Anti-Syrian groups set to win majority in Lebanon elections

ANTI-SYRIAN rivals battled it out at the ballot boxes yesterday as voters crowded polling stations to vote in the most crucial round of Lebanon’s parliamentary elections.

Anti-Syrian groups set to win majority in Lebanon elections

The most heated contests involved Christian leader Michel Aoun and his allies against a coalition headed by Druze leader Walid Jumblatt in the central Baabda-Aley constituency and against a Christian alliance in the Byblos-Kesrwan district.

A total of 1.25 million people are eligible to vote in the Mount Lebanon and eastern Bekaa Valley regions in the penultimate stage of Lebanon’s first national election without the presence of Syrian troops for three decades.

But international concern over alleged Syrian intelligence activity in Lebanon has cast a shadow over the poll.

UN Secretary-General Kofi Annan decided last week to send a verification team back to Lebanon to check charges that Syrian intelligence agents were still in the country.

The United States says it has information about a Syrian hit list targeting Lebanese leaders. Syria denies the charge.

With 58 seats up for grabs, the shape of the next 128-member parliament should become clearer after yesterday’s vote. Forty-two legislators were elected in the first two rounds of voting in Beirut and the south.

Those rounds caused no surprises. The son of assassinated former Prime Minister Rafik al-Hariri won by a landslide in the mainly Sunni capital and a joint Hizbollah and Amal list of candidates triumphed in the southern Shi’ite heartland.

Many voters in the mainly Druze town of Aley, 16 km east of Beirut, said they voted for a Jumblatt-backed slate grouping Druze and Christian groups who battled each other during Lebanon’s 1975-1990 civil war.

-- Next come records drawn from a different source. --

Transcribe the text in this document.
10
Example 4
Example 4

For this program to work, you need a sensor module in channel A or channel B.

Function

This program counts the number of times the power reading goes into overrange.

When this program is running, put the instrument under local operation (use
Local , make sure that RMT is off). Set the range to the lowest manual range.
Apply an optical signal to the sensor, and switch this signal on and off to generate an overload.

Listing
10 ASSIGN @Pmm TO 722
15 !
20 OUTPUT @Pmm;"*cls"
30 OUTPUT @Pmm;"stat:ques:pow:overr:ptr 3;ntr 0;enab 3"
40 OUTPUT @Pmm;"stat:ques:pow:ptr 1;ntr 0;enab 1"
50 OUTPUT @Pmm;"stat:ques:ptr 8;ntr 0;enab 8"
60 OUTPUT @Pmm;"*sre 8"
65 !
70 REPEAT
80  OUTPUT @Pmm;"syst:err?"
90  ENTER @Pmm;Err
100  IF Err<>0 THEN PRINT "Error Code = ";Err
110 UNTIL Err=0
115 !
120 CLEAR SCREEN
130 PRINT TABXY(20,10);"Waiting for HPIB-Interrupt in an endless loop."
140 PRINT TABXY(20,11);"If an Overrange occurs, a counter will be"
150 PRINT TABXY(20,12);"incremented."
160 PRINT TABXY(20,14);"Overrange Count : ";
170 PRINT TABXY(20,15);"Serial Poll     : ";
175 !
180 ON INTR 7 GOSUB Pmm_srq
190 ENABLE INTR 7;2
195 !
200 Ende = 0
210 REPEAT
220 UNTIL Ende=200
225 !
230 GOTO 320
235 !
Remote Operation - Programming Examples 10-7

“These alliances should happen so that we can forget the past. This is the only way to get over the war,” Nada Najed, a housewife, said.

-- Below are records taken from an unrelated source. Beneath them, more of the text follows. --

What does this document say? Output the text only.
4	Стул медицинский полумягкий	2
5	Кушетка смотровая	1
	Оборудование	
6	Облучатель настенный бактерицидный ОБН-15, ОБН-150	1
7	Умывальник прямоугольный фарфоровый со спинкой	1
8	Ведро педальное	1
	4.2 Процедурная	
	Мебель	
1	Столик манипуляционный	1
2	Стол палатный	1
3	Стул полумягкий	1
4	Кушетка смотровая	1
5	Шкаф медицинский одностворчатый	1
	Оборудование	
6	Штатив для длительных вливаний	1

Anti-Syrian factions are set to win a majority in parliament but groups allied to Damascus, such as Hizbollah guerrillas, are expected to have substantial representation.

The new parliament is set to decide the fate of pro-Syrian President Emile Lahoud, address the disarming of Hizbollah, reshape ties with Syria and endorse a new election law.

Several opposition leaders have called for the ousting of Mr Lahoud, blaming him for a role in Mr Hariri’s killing, but the president has remained defiant.

Anti-Syrian factions have been able to capitalise on a wave of sympathy over Mr Hariri’s killing.